(CNN) - The Massachusetts Senate is scheduled to consider a measure Friday that would allow the governor to appoint an interim U.S. senator to serve in the four month stretch of time before a special election is held to fill the late Sen. Ted Kennedy's seat.
The measure easily passed the Massachusetts House of Representatives by a 95-58 vote Thursday night. While the bill will be brought to the floor Friday afternoon in the state's Senate chamber, Republicans are expected use a procedural motion to delay a vote until next week, said Dave Falcone, a spokesman for the state Senate Majority leader.

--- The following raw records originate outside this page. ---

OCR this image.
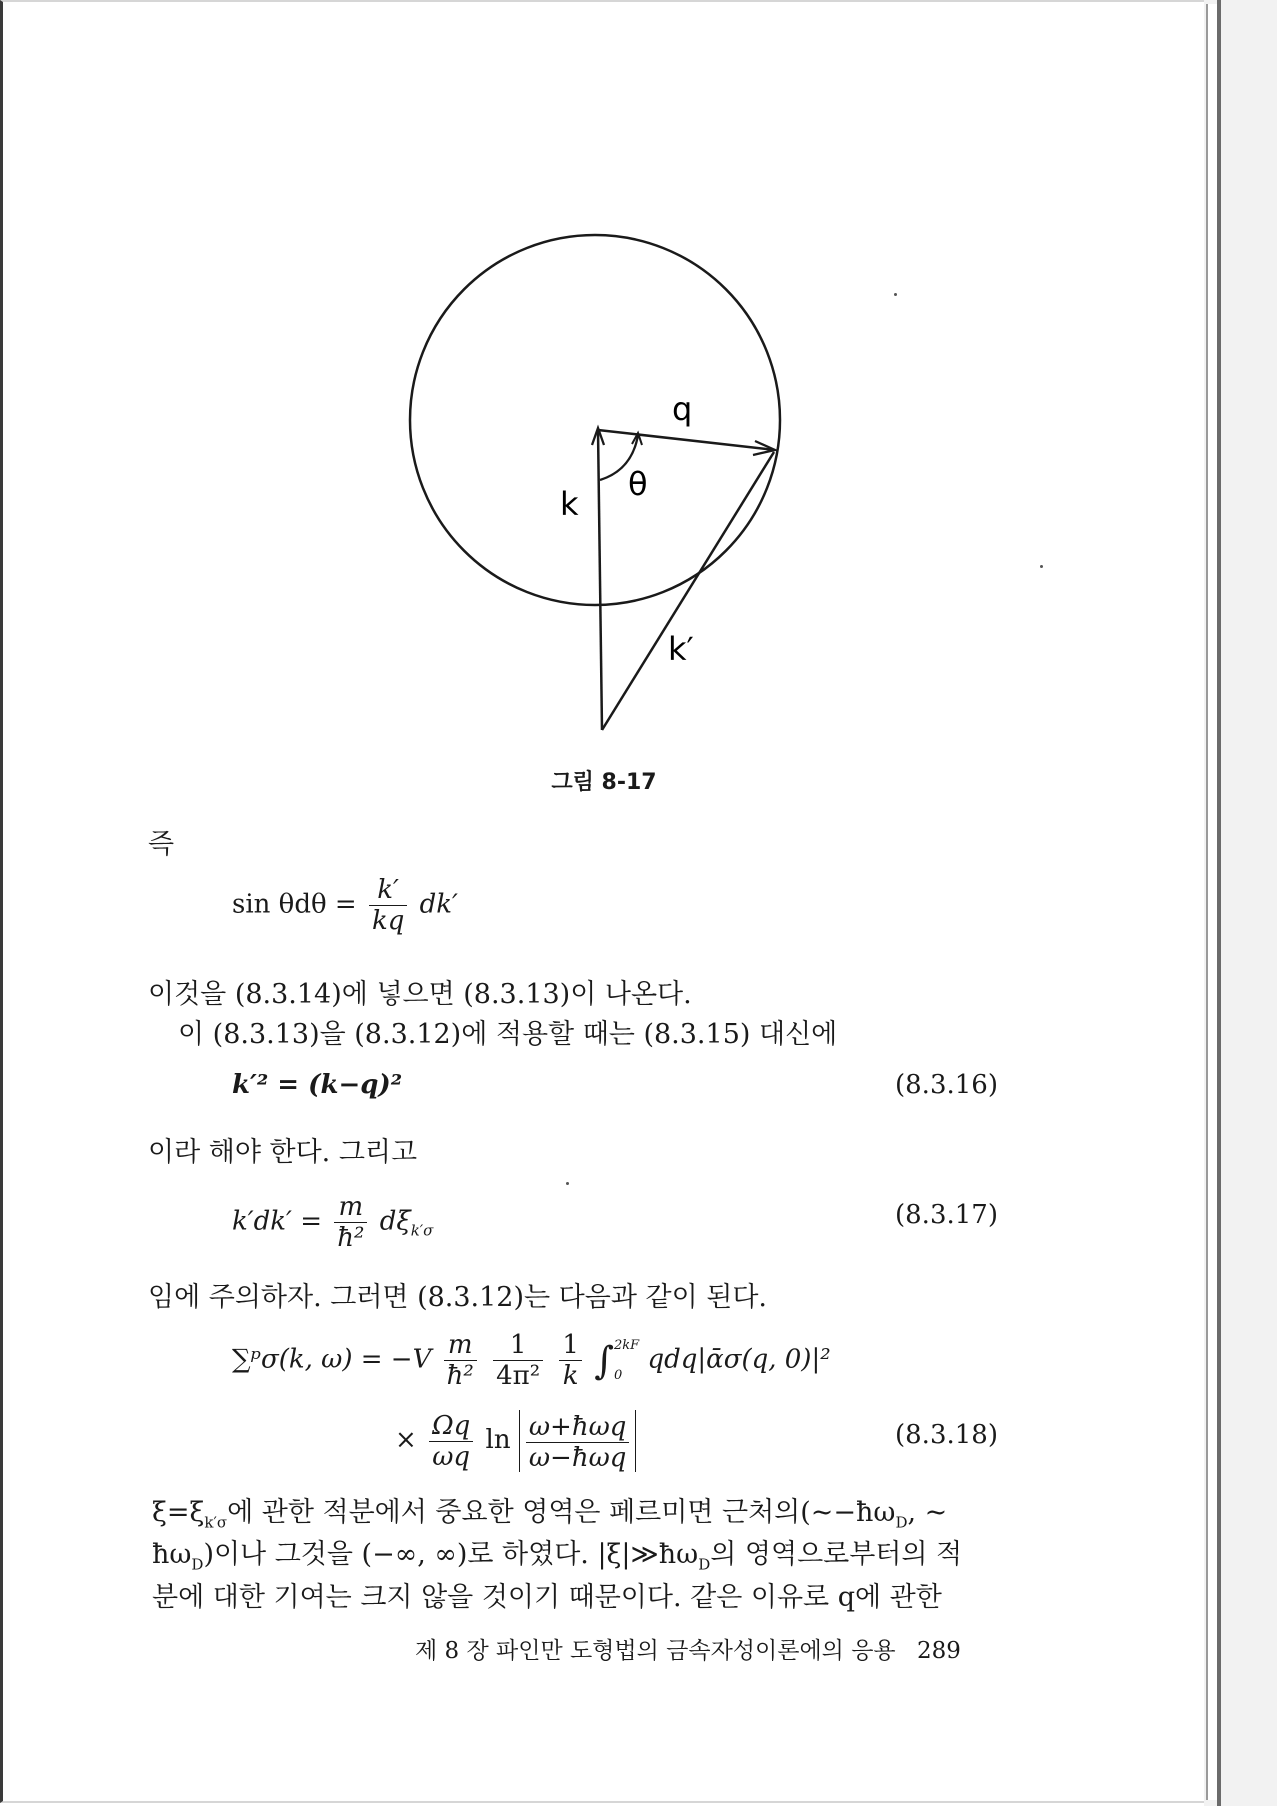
q
k
θ
k′
그림 8-17
즉
$\sin \theta d\theta = \frac{k'}{kq} dk'$
이것을 (8.3.14)에 넣으면 (8.3.13)이 나온다.
이 (8.3.13)을 (8.3.12)에 적용할 때는 (8.3.15) 대신에
k′² = (k−q)²	(8.3.16)
이라 해야 한다. 그리고
$k'dk' = \frac{m}{\text{ħ²}} d\xi_{k'\sigma}$
(8.3.17)
임에 주의하자. 그러면 (8.3.12)는 다음과 같이 된다.
∑ᵖσ(k, $\omega) = -V \frac{m}{\text{ħ²}}$
$\frac{1}{\text{4π²}}$
$\frac{1}{k}$ ∫ 2kF
0
qdq|ᾱσ(q, 0)|²
× $\frac{\Omega q}{\omega q}$ $\ln \frac{\text{ω+ħωq}}{\text{ω−ħωq}}$	(8.3.18)
$\xi=\xi_{k'\sigma}$에 관한 적분에서 중요한 영역은 페르미면 근처의($\sim-ħ\omega_D$, ~
$ħ\omega_D$)이나 그것을 (−∞, ∞)로 하였다. $|\xi|≫ħ\omega_D$의 영역으로부터의 적
분에 대한 기여는 크지 않을 것이기 때문이다. 같은 이유로 q에 관한
제 8 장 파인만 도형법의 금속자성이론에의 응용 289
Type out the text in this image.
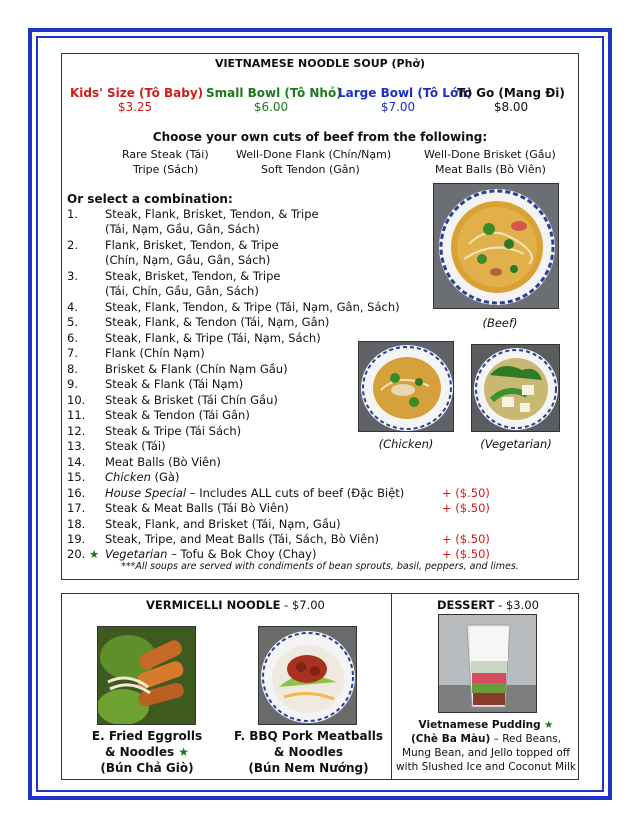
VIETNAMESE NOODLE SOUP (Phở)
Kids' Size (Tô Baby)
$3.25
Small Bowl (Tô Nhỏ)
$6.00
Large Bowl (Tô Lớn)
$7.00
To Go (Mang Đi)
$8.00
Choose your own cuts of beef from the following:
Rare Steak (Tái) Well-Done Flank (Chín/Nạm)	Well-Done Brisket (Gầu)
Tripe (Sách)	Soft Tendon (Gân)	Meat Balls (Bò Viên)
Or select a combination:
1. Steak, Flank, Brisket, Tendon, & Tripe
(Tái, Nạm, Gầu, Gân, Sách)
2. Flank, Brisket, Tendon, & Tripe
(Chín, Nạm, Gầu, Gân, Sách)
3. Steak, Brisket, Tendon, & Tripe
(Tái, Chín, Gầu, Gân, Sách)
4. Steak, Flank, Tendon, & Tripe (Tái, Nạm, Gân, Sách)
5. Steak, Flank, & Tendon (Tái, Nạm, Gân)
6. Steak, Flank, & Tripe (Tái, Nạm, Sách)
7. Flank (Chín Nạm)
8. Brisket & Flank (Chín Nạm Gầu)
9. Steak & Flank (Tái Nạm)
10. Steak & Brisket (Tái Chín Gầu)
11. Steak & Tendon (Tái Gân)
12. Steak & Tripe (Tái Sách)
13. Steak (Tái)
14. Meat Balls (Bò Viên)
15. Chicken (Gà)
16. House Special – Includes ALL cuts of beef (Đặc Biệt)	+ ($.50)
17. Steak & Meat Balls (Tái Bò Viên)	+ ($.50)
18. Steak, Flank, and Brisket (Tái, Nạm, Gầu)
19. Steak, Tripe, and Meat Balls (Tái, Sách, Bò Viên)	+ ($.50)
20. ★ Vegetarian – Tofu & Bok Choy (Chay)	+ ($.50)
***All soups are served with condiments of bean sprouts, basil, peppers, and limes.
(Beef)
(Chicken)	(Vegetarian)
VERMICELLI NOODLE - $7.00
E. Fried Eggrolls
& Noodles ★
(Bún Chả Giò)
F. BBQ Pork Meatballs
& Noodles
(Bún Nem Nướng)
DESSERT - $3.00
Vietnamese Pudding ★
(Chè Ba Màu) – Red Beans, Mung Bean, and Jello topped off with Slushed Ice and Coconut Milk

State Democrats are strongly pushing the measure to ensure Massachusetts has two votes in the U.S. Senate during the battle over health care reform. With the now-vacant seat, Democrats only have 59 votes in the U.S. Senate - one short of preventing a likely Republican filibuster against a Democratic health care bill.
But Republicans in Massachusetts argue it was Democrats who changed the Senate succession rules in 2004 to prohibit an interim appointment. At the time Democrats wanted to prevent then-Gov. Mitt Romney, a Republican, from handpicking a replacement for Sen. John Kerry if the Democratic presidential nominee won the White House that year.
While state Democrats have a clear majority in the Senate (35-5), it remains "speculative" whether there are enough votes to pass the bill, Falcone said.
Democratic Gov. Deval Patrick has stated he supports the rule change and would sign the bill if it passes the Senate. Former Massachusetts Gov. Michael Dukakis is reportedly on the top of the list to be named to the seat should the measure pass, according to the Boston Globe.